The table above sets forth, for each series of Eligible USD Bonds, the aggregate principal amount tendered and accepted in the Exchange Offers, and for each series of Eligible Bonds, the aggregate principal amounts tendered and accepted in the Cash Tender Offers. Peru has accepted all Eligible Bonds validly tendered in the Offers.
Peru is making the Offers only in those jurisdictions where it is legal to do so. The Offers are void in all jurisdictions where such Offers are prohibited. If materials relating to the Offers come into your possession, you are required by Peru to inform yourself of and to observe all of these restrictions.
Peru has filed a registration statement (including the Prospectus) and the Prospectus Supplement with the Securities and Exchange Commission (the “SEC”). The Offers were made solely pursuant to the Prospectus Supplement and the accompanying Prospectus. You may get these documents for free by visiting EDGAR on the SEC website at http://www.sec.gov/. Alternatively, Peru or any participating joint dealer manager will arrange to send you the Prospectus or the Prospectus Supplement if you request it by calling BNP Paribas Securities Corp. at +1 (888) 210-4358, Citigroup Global Markets Inc. at +1 (800) 558-3745, HSBC Securities (USA) Inc. at +1 (888) HSBC-4LM or Santander US Capital Markets LLC at +1 (855) 404-3636.

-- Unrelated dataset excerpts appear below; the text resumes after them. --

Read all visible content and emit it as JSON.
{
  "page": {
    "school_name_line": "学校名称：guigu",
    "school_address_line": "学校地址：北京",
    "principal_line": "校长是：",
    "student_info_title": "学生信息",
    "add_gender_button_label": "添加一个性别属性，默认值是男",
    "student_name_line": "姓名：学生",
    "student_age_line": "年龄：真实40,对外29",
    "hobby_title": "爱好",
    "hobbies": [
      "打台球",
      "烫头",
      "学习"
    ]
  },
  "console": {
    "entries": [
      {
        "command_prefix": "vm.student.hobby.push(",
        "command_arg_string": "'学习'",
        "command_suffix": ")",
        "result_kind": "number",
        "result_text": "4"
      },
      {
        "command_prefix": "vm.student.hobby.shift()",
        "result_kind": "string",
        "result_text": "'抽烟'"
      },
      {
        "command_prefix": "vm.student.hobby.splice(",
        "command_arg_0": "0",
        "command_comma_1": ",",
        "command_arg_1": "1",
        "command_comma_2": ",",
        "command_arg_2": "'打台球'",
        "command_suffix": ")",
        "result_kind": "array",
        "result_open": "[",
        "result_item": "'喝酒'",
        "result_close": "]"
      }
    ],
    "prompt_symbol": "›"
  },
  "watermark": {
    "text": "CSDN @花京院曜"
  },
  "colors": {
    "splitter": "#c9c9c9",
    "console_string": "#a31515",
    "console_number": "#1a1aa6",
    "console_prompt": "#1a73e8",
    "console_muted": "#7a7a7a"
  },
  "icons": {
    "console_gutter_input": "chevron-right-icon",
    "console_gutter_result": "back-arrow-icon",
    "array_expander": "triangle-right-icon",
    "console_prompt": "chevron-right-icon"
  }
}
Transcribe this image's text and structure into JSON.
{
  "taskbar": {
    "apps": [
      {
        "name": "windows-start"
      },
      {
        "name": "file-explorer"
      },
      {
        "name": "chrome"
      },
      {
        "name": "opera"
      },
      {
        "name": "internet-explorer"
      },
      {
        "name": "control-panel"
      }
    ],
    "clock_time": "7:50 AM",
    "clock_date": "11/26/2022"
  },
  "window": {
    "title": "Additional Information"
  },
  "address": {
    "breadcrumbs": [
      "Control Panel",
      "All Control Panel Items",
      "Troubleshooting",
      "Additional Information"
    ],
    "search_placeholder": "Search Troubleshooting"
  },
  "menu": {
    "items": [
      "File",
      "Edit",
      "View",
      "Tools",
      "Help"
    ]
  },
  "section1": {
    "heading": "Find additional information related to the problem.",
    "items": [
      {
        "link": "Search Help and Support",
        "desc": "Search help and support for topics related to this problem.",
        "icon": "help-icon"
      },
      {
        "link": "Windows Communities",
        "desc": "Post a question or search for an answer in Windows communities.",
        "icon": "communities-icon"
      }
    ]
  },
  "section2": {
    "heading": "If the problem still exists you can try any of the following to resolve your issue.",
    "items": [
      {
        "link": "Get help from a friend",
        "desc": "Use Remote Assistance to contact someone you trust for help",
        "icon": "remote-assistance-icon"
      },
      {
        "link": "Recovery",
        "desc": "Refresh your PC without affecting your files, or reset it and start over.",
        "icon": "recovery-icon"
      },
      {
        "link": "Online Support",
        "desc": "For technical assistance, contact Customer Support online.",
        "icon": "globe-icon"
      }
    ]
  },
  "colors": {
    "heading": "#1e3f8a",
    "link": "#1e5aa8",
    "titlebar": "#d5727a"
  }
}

The materials relating to the Offers do not constitute, and may not be used in connection with, an offer or solicitation in any place where offers or solicitations are not permitted by law.
FURTHER INFORMATION
The Tender, Exchange and Information Agent for the Offers is:
Global Bondholder Services Corporation
65 Broadway – Suite 404
New York, NY 10006
United States of America
Attention: Corporate Actions
Banks and Brokers call: (212) 430-3774
Toll free: (855) 654-2015
Email: [email protected]
https://www.gbsc-usa.com/peru
The Issuer for the Offers is:
Ministerio de Economía y Finanzas del Perú
Jr. Junín No. 319
Lima, Perú
Email: [email protected]
DISCLAIMER
The Prospectus Supplement and accompanying Prospectus are not for release, publication or distribution to any person located or resident in any jurisdiction where it is unlawful to distribute the Prospectus Supplement and accompanying Prospectus. Persons into whose possession the Prospectus Supplement and accompanying Prospectus come are required by Peru, the joint dealer managers and the Information and Exchange Agent to inform themselves about, and to observe, any such restrictions.
This announcement is neither an offer to purchase nor the solicitation of an offer to sell any of the securities described herein, nor shall there be any offer or sale of such securities in any jurisdiction in which such offer, solicitation or sale would be unlawful.
This announcement contains forward-looking statements and information that is necessarily subject to risks, uncertainties and assumptions. The offers are subject to conditions precedent, and no assurance can be given that the transactions described herein will be consummated on the dates or the terms described herein. Peru assumes no obligation to update or correct the information contained in this announcement.